I am indebted was an aunt, Johanna Scheibe, a teacher of biology, who had an independent mind. During the Nazi time she had been suspected of Soviet sympathies and was threatened in her career. Her nickname was ‘Red Hanne’. Later, under the Soviet rule, she was fired as director of a High School for her refusal to join a Soviet-German friendship organization. Next I am very grateful to the teachers of the Vitzthum Gymnasium in Dresden, in the free state of Saxony, for 4 years of schooling. ‘Non scholae sed vitae discimus’: It took me many years to understand that this is not an empty phrase: we really learnt there for life, not for the school which was H 89 research buy destroyed in the horrible bombing of the night of February 13/14, 1945. Months later, after the end of the Third Reich, teachers

who had survived the Dresden catastrophe were fired by the newly formed so-called anti-fascist administration.
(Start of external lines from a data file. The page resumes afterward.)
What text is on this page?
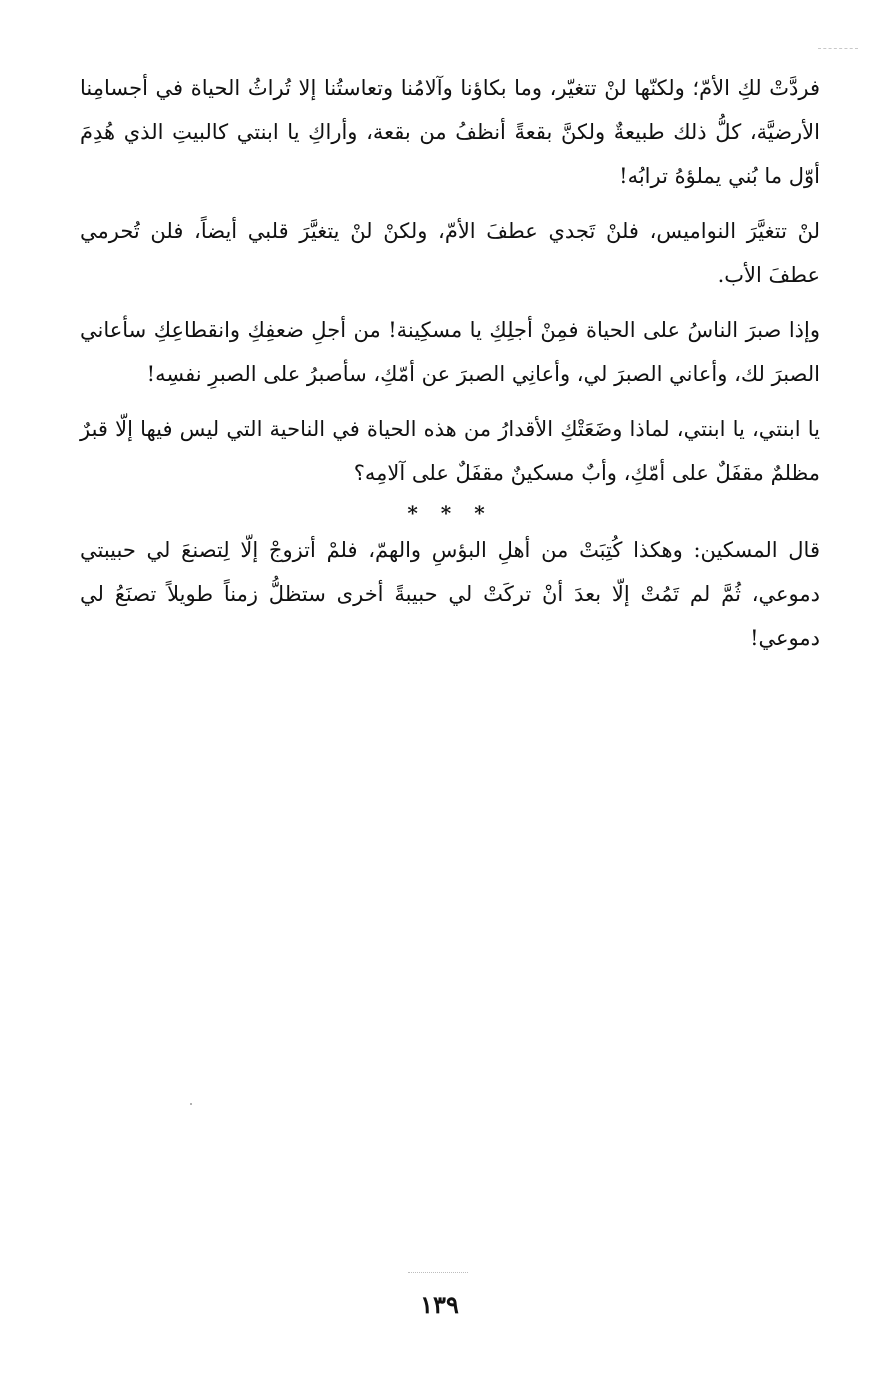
فردَّتْ لكِ الأمّ؛ ولكنّها لنْ تتغيّر، وما بكاؤنا وآلامُنا وتعاستُنا إلا تُراثُ الحياة في أجسامِنا الأرضيَّة، كلُّ ذلك طبيعةٌ ولكنَّ بقعةً أنظفُ من بقعة، وأراكِ يا ابنتي كالبيتِ الذي هُدِمَ أوّل ما بُني يملؤهُ ترابُه!

لنْ تتغيَّرَ النواميس، فلنْ تَجدي عطفَ الأمّ، ولكنْ لنْ يتغيَّرَ قلبي أيضاً، فلن تُحرمي عطفَ الأب.

وإذا صبرَ الناسُ على الحياة فمِنْ أجلِكِ يا مسكِينة! من أجلِ ضعفِكِ وانقطاعِكِ سأعاني الصبرَ لك، وأعاني الصبرَ لي، وأعانِي الصبرَ عن أمّكِ، سأصبرُ على الصبرِ نفسِه!

يا ابنتي، يا ابنتي، لماذا وضَعَتْكِ الأقدارُ من هذه الحياة في الناحية التي ليس فيها إلّا قبرٌ مظلمٌ مقفَلٌ على أمّكِ، وأبٌ مسكينٌ مقفَلٌ على آلامِه؟

* * *

قال المسكين: وهكذا كُتِبَتْ من أهلِ البؤسِ والهمّ، فلمْ أتزوجْ إلّا لِتصنعَ لي حبيبتي دموعي، ثُمَّ لم تَمُتْ إلّا بعدَ أنْ تركَتْ لي حبيبةً أخرى ستظلُّ زمناً طويلاً تصنَعُ لي دموعي!

١٣٩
Shortly before the end of the war, the Russian army had occupied the village where the Heber family had owned a farm since several generations. After the chaos left by a clash between Ergoloid German and Russian troops which left two Russian tanks burning behind our farm, property lost its meaning. Since times immemorial, armies had lived from the lands they had occupied. This fate now met the village where I, a 14 year old boy, became a horse thief after our farm had been stripped clean of animals and other possessions. The horse, stolen by a Silesian refugee boy and me, was of Russian or Polish origin. It was joined after some weeks by an ox which my mother had obtained from a Russian soldier in a legally doubtful business exchange after mixing two bottles of vodka and one bottle of water. The Russian had insisted on three bottles as the price of the ox. This unequal pair, the horse and the ox, continued my education during the three following years. I learnt much from them. The horse was social, diligent and a little stupid, the ox egotistic, lazy and intelligent. My job was to feed them and to force them to work. That was not easy because the ox was clever.